The way "git bisect" operates is:

 (0) Prime the process by getting a single "bad" and zero or more "good";
     switch to "bisect" branch.

 (1) Ask "rev-list --bisect" the midpoint; check out that revision for you
     to test.

 (2) It's your turn to give more information to "git bisect".

 (2-a) If you say "good", it is added to the set of "good"; go back to (1)

 (2-b) If you say "bad", it is set to "bad" (because of the way bisection
       works, this is always an ancestor of the previous "bad", and
       because the only thing we do is to find a single flip, keeping a
       single "bad" that is an ancestor of all the commits previously
       known-to-be-bad is sufficient); go back to (1)

One thing to note is that in (2-a) or (2-b), you do not necessarily have
to say the commit the command gave you in step (1) is good or bad.  If the
revision given by (1) is untestable, you can reset to another yellow one,
test that, and tell the command "This is good/bad".

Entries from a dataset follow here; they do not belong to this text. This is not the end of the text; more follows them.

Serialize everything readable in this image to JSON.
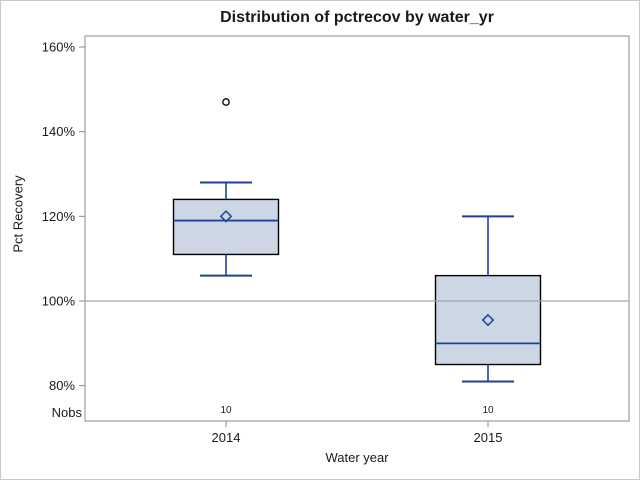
{
  "title": "Distribution of pctrecov by water_yr",
  "chart_data": {
    "type": "boxplot",
    "title": "Distribution of pctrecov by water_yr",
    "xlabel": "Water year",
    "ylabel": "Pct Recovery",
    "nobs_label": "Nobs",
    "categories": [
      "2014",
      "2015"
    ],
    "y_ticks": [
      {
        "value": 160,
        "label": "160%"
      },
      {
        "value": 140,
        "label": "140%"
      },
      {
        "value": 120,
        "label": "120%"
      },
      {
        "value": 100,
        "label": "100%"
      },
      {
        "value": 80,
        "label": "80%"
      }
    ],
    "y_axis_range_at_ticks": [
      80,
      160
    ],
    "reference_line": 100,
    "grid": "off",
    "legend": "none",
    "boxes": [
      {
        "category": "2014",
        "nobs": "10",
        "whisker_low": 106,
        "q1": 111,
        "median": 119,
        "q3": 124,
        "whisker_high": 128,
        "mean": 120,
        "outliers": [
          147
        ]
      },
      {
        "category": "2015",
        "nobs": "10",
        "whisker_low": 81,
        "q1": 85,
        "median": 90,
        "q3": 106,
        "whisker_high": 120,
        "mean": 95.5,
        "outliers": []
      }
    ],
    "colors": {
      "box_fill": "#cdd6e5",
      "box_border": "#000000",
      "whisker": "#1e4296",
      "median": "#1e4296",
      "mean_marker": "#1e4296",
      "outlier": "#000000",
      "reference_line": "#a6a6a6",
      "plot_border": "#8b8b8b",
      "text": "#1a1a1a"
    }
  }
}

So one way to speed up your bisection process would be:

 * Have multiple work trees (e.g. contrib/workdir/git-new-workdir);

 * Run bisect in one repository;

 * In step (1) of each round, look at gitk output and pick another commit
   that is distant from the one you are going to test.  In another work
   tree, check that one out and test it in parallel.

 * You can feed the good/bad information you obtained from the test you
   run in the neighbouring work tree, in addition to what you learn in
   your main tree, with "git bisect good $it" or "git bisect bad $it".

> It might be interesting if you approached it as a tri-section or a
> general N-section where you try to divide the interval into N parts
> and concurrently test N-1 commits. But really, do you find git bisect
> all that slow in practice? You probably have a reasonable guess as to
> where a regression has come in, and so even 1000 revisions needs at
> most 10 bisections to find the culprit.

I think adding N-section to "rev-list --bisect" would generally be an
interesting thing to do.  For one thing, it would allow you to automate
the step to "pick another commit that is distant from the one you are
going to test" in the above sequence.